Here, researchers demonstrate restoration of lost memory function in old rats though increased levels of FKBP1b in the hippocampus. This is a very intriguing paper, firstly for the size of the effect, and secondly because it touches on the question of the degree to which dysfunction in the aging brain is damage versus inappropriate cellular reactions to damage. Inappropriate reactions can be overridden, at least for a time. Ever-increasing damage always wins in the end, however, which is why damage repair after the SENS model should be more efficient and cost-effective as an approach. Further, repairing damage doesn't require researchers to learn how to safely manipulate a very complex disease state, or even to learn exactly how the damage produces that disease state; it is a reversion to a known good state. Given this, it is either a tragedy or a hidden benefit that sometimes overriding an inappropriate reaction looks good enough to justify the expenditure of serious effort on development of a therapy. Which of those two options is the case is really only possible to determine in hindsight.
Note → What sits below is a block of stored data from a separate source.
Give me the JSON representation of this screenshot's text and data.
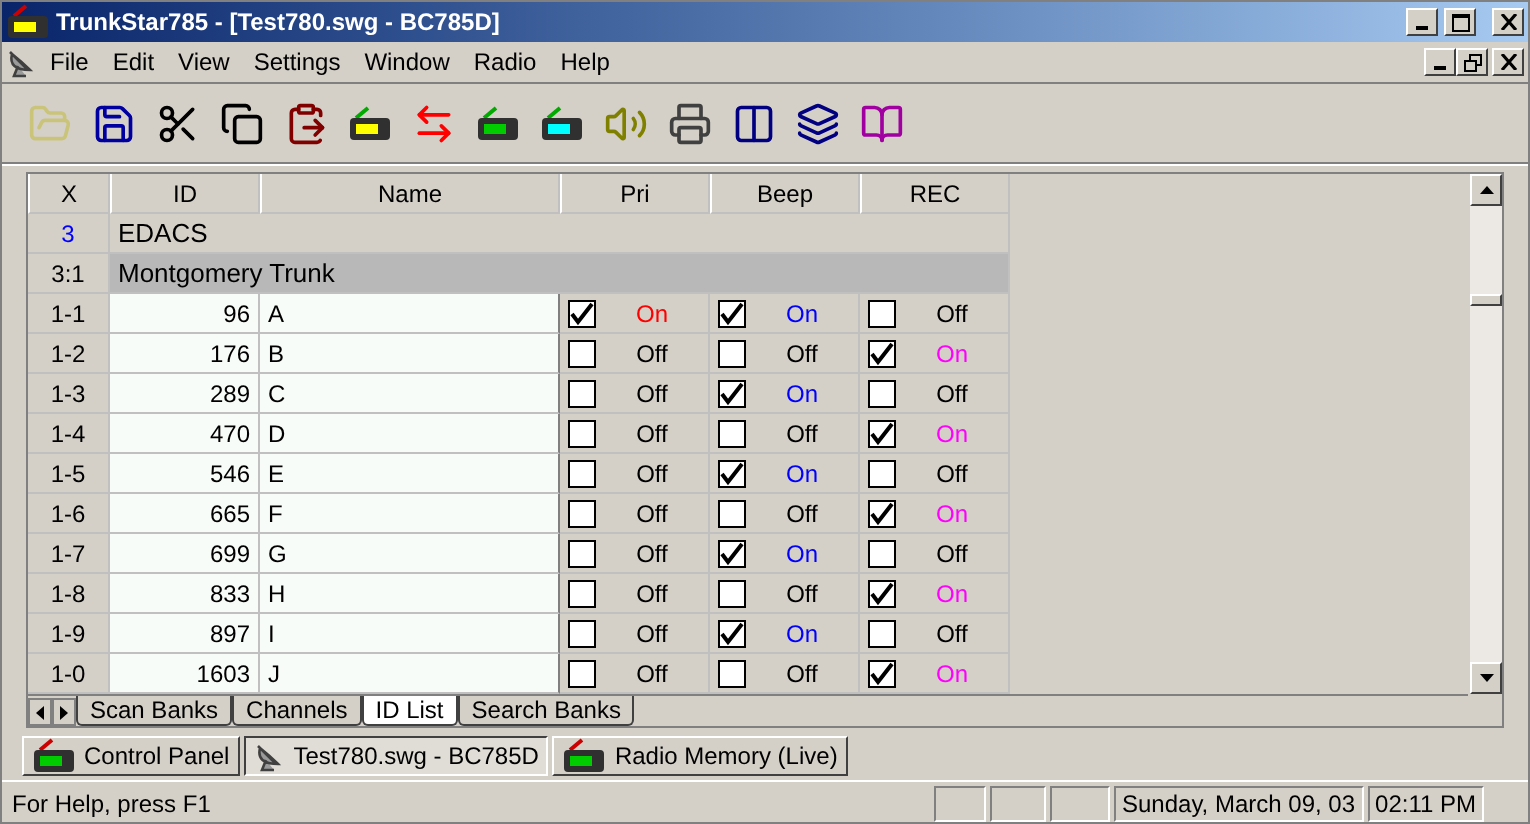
{
  "window": {
    "title": "TrunkStar785 - [Test780.swg - BC785D]"
  },
  "menu": [
    "File",
    "Edit",
    "View",
    "Settings",
    "Window",
    "Radio",
    "Help"
  ],
  "table": {
    "columns": [
      "X",
      "ID",
      "Name"
    ],
    "check_columns": [
      {
        "label": "Pri",
        "color": "#ff0000"
      },
      {
        "label": "Beep",
        "color": "#0000ff"
      },
      {
        "label": "REC",
        "color": "#ff00ff"
      }
    ],
    "rows": [
      {
        "kind": "system",
        "slot": "3",
        "label": "EDACS"
      },
      {
        "kind": "group",
        "slot": "3:1",
        "label": "Montgomery Trunk"
      },
      {
        "kind": "id",
        "slot": "1-1",
        "id": "96",
        "name": "A",
        "flags": [
          {
            "checked": true,
            "text": "On"
          },
          {
            "checked": true,
            "text": "On"
          },
          {
            "checked": false,
            "text": "Off"
          }
        ]
      },
      {
        "kind": "id",
        "slot": "1-2",
        "id": "176",
        "name": "B",
        "flags": [
          {
            "checked": false,
            "text": "Off"
          },
          {
            "checked": false,
            "text": "Off"
          },
          {
            "checked": true,
            "text": "On"
          }
        ]
      },
      {
        "kind": "id",
        "slot": "1-3",
        "id": "289",
        "name": "C",
        "flags": [
          {
            "checked": false,
            "text": "Off"
          },
          {
            "checked": true,
            "text": "On"
          },
          {
            "checked": false,
            "text": "Off"
          }
        ]
      },
      {
        "kind": "id",
        "slot": "1-4",
        "id": "470",
        "name": "D",
        "flags": [
          {
            "checked": false,
            "text": "Off"
          },
          {
            "checked": false,
            "text": "Off"
          },
          {
            "checked": true,
            "text": "On"
          }
        ]
      },
      {
        "kind": "id",
        "slot": "1-5",
        "id": "546",
        "name": "E",
        "flags": [
          {
            "checked": false,
            "text": "Off"
          },
          {
            "checked": true,
            "text": "On"
          },
          {
            "checked": false,
            "text": "Off"
          }
        ]
      },
      {
        "kind": "id",
        "slot": "1-6",
        "id": "665",
        "name": "F",
        "flags": [
          {
            "checked": false,
            "text": "Off"
          },
          {
            "checked": false,
            "text": "Off"
          },
          {
            "checked": true,
            "text": "On"
          }
        ]
      },
      {
        "kind": "id",
        "slot": "1-7",
        "id": "699",
        "name": "G",
        "flags": [
          {
            "checked": false,
            "text": "Off"
          },
          {
            "checked": true,
            "text": "On"
          },
          {
            "checked": false,
            "text": "Off"
          }
        ]
      },
      {
        "kind": "id",
        "slot": "1-8",
        "id": "833",
        "name": "H",
        "flags": [
          {
            "checked": false,
            "text": "Off"
          },
          {
            "checked": false,
            "text": "Off"
          },
          {
            "checked": true,
            "text": "On"
          }
        ]
      },
      {
        "kind": "id",
        "slot": "1-9",
        "id": "897",
        "name": "I",
        "flags": [
          {
            "checked": false,
            "text": "Off"
          },
          {
            "checked": true,
            "text": "On"
          },
          {
            "checked": false,
            "text": "Off"
          }
        ]
      },
      {
        "kind": "id",
        "slot": "1-0",
        "id": "1603",
        "name": "J",
        "flags": [
          {
            "checked": false,
            "text": "Off"
          },
          {
            "checked": false,
            "text": "Off"
          },
          {
            "checked": true,
            "text": "On"
          }
        ]
      }
    ]
  },
  "sheet_tabs": [
    {
      "label": "Scan Banks",
      "selected": false
    },
    {
      "label": "Channels",
      "selected": false
    },
    {
      "label": "ID List",
      "selected": true
    },
    {
      "label": "Search Banks",
      "selected": false
    }
  ],
  "window_tabs": [
    {
      "label": "Control Panel",
      "selected": false,
      "kind": "radio"
    },
    {
      "label": "Test780.swg - BC785D",
      "selected": true,
      "kind": "dish"
    },
    {
      "label": "Radio Memory (Live)",
      "selected": false,
      "kind": "radio"
    }
  ],
  "status_bar": {
    "help": "For Help, press F1",
    "date": "Sunday, March 09, 03",
    "time": "02:11 PM"
  }
}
Hippocampal overexpression of FK506-binding protein 12.6/1b (FKBP1b), a negative regulator of ryanodine receptor Ca2+ release, reverses aging-induced memory impairment and neuronal Ca2+ dysregulation. Here, we test the hypothesis that FKBP1b also can protect downstream transcriptional networks from aging-induced dysregulation. We gave hippocampal microinjections of FKBP1b-expressing viral vector to male rats at either 13-months-of-age (long-term) or 19-months-of-age (short-term) and tested memory performance in the Morris water maze at 21-months-of-age. Aged rats treated short- or long-term with FKBP1b substantially outperformed age-matched vector controls and performed similarly to each other and young controls.
Transcriptional profiling in the same animals identified 2342 genes whose hippocampal expression was up-/down-regulated in aged controls vs. young controls (the aging effect). Of these aging-dependent genes, 876 (37%) also showed altered expression in aged FKBP1b-treated rats compared to aged controls, with FKBP1b restoring expression of essentially all such genes (872/876, 99.5%) in the direction opposite the aging effect and closer to levels in young controls. This inverse relationship between the aging and FKBP1b effects suggests that the aging effects arise from FKBP1b deficiency.
Functional category analysis revealed that genes downregulated with aging and restored by FKBP1b associated predominantly with diverse brain structure categories, including cytoskeleton, membrane channels, and extracellular region. Conversely, genes upregulated with aging but not restored by FKBP1b associated primarily with glial-neuroinflammatory, ribosomal and lysosomal categories. Immunohistochemistry confirmed aging-induced rarefaction, and FKBP1b-mediated restoration, of neuronal microtubular structure. Thus, a previously-unrecognized genomic network modulating diverse brain structural processes is dysregulated by aging and restored by FKBP1b overexpression.